Pendant plus d’une année, dans le cadre de la préparation d’un film documentaire pour Arte sur le sujet de la triche dans le sport et des matchs achetés pour le compte de parieurs internationaux, j’ai pu suivre le travail au quotidien des cellules chargées de contrer la triche dans le sport. Un étrange entremêlement de compétences, de champs d’action et d’intérêts sportifs et financiers qui conduisent à des situations ubuesques. Les fédérations sportives, UEFA, CIO et FIFA en tête, sont percluses de corruption (affaires avérées pour l’attribution des compétitions, etc.), mais doivent mener une politique de communication de crise permanente.
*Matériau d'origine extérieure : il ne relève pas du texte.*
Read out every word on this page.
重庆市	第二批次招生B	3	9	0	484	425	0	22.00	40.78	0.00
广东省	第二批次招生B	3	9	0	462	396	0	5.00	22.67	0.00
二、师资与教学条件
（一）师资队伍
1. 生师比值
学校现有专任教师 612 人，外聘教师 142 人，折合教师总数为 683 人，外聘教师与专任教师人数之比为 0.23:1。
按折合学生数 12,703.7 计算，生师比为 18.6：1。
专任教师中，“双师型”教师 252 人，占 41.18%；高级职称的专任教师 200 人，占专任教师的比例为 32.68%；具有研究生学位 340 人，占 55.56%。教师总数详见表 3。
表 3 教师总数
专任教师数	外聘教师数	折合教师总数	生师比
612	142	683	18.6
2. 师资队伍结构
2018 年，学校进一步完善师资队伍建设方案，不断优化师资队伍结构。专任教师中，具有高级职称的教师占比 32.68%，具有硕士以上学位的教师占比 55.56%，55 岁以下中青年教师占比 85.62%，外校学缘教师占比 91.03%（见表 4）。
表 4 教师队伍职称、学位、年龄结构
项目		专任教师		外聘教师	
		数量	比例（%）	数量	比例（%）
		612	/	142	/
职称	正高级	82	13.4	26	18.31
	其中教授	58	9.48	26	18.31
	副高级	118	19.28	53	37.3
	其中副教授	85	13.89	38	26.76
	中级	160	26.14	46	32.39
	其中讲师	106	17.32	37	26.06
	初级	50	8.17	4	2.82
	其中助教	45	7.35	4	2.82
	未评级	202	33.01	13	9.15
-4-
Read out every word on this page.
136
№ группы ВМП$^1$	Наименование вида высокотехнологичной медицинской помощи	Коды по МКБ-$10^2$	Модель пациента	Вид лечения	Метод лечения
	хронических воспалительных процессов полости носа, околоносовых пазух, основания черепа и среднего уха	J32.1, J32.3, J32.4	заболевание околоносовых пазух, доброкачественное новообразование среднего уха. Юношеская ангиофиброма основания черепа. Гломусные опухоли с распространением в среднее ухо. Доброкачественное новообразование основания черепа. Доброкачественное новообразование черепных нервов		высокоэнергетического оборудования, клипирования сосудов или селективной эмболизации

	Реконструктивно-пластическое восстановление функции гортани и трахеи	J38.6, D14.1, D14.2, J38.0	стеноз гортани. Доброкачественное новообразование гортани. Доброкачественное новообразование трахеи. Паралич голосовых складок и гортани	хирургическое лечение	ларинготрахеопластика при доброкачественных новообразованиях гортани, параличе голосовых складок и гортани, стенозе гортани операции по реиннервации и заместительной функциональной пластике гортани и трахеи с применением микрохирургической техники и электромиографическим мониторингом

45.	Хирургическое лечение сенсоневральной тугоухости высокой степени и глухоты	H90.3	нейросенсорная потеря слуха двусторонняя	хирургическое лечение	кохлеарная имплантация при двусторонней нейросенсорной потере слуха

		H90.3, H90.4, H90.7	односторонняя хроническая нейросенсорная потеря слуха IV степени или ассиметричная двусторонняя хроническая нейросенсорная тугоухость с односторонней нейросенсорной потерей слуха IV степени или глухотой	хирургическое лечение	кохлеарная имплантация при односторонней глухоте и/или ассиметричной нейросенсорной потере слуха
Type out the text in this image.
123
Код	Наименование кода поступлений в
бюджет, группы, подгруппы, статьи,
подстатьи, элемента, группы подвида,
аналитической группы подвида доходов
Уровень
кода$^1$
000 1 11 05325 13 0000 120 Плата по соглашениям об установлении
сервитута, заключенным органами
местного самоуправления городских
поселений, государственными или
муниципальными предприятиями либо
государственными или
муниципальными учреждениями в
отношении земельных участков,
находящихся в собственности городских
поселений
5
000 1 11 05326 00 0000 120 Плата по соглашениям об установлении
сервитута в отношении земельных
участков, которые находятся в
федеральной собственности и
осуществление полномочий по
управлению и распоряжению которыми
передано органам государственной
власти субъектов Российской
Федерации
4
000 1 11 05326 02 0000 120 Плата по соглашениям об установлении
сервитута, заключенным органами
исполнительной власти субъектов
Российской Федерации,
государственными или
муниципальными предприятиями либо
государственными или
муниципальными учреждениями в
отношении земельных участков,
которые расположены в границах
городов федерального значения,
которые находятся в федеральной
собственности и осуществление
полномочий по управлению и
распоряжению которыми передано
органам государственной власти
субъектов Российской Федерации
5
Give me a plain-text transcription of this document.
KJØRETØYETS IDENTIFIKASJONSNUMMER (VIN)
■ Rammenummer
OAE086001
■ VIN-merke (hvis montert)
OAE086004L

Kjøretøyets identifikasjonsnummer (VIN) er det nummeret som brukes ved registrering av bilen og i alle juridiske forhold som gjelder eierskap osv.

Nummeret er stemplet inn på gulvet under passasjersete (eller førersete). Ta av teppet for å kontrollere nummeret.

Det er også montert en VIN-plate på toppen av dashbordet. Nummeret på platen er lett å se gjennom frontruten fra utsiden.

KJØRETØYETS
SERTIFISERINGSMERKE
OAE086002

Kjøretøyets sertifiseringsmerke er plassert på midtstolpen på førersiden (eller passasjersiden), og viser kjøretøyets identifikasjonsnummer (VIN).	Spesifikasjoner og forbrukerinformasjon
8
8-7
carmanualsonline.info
Jacques Rogge nous disait ainsi en préambule du film : « Chaque année, 140 milliards de dollars sont misés illégalement sur les compétitions sportives via les sites de paris sportifs et mettent en danger l’intégrité du sport et des sportifs… C’est le sport qui est en danger. » Michel Platini, interrogé sur le sujet, en pleine conférence de presse, bottait en touche : oui, la triche existe ; oui, les instances luttent efficacement contre ce fléau. Et du côté d’Interpol, on créait des cellules à Singapour spécialement ouvertes pour faire le lien entre les Triades locales et les triches opérées en Europe, avec une simple poignée d’agents. Un écosystème à part entière où les Triades utilisent des dizaines de milliers de petits parieurs (appelés les « petits bateaux » ou les « schtroumphs ») afin de miser de micro-sommes dans le monde entier sur des matchs achetés à l’autre bout du globe, en Europe, grâce aux appuis locaux des mafias turques (Allemagne, Turquie), chinoises (Angleterre) ou des balkans (Belgique, Allemagne). Un gigantesque internationale de la triche contre laquelle les autorités ne font que des coups d’éclat, opération de communication habilement menées mais qui ne sont que des coups de pieds symboliques dans la fourmilière immense du blanchiment par le pari sportif et les clubs de football, tous déficitaires et rongés par les dettes.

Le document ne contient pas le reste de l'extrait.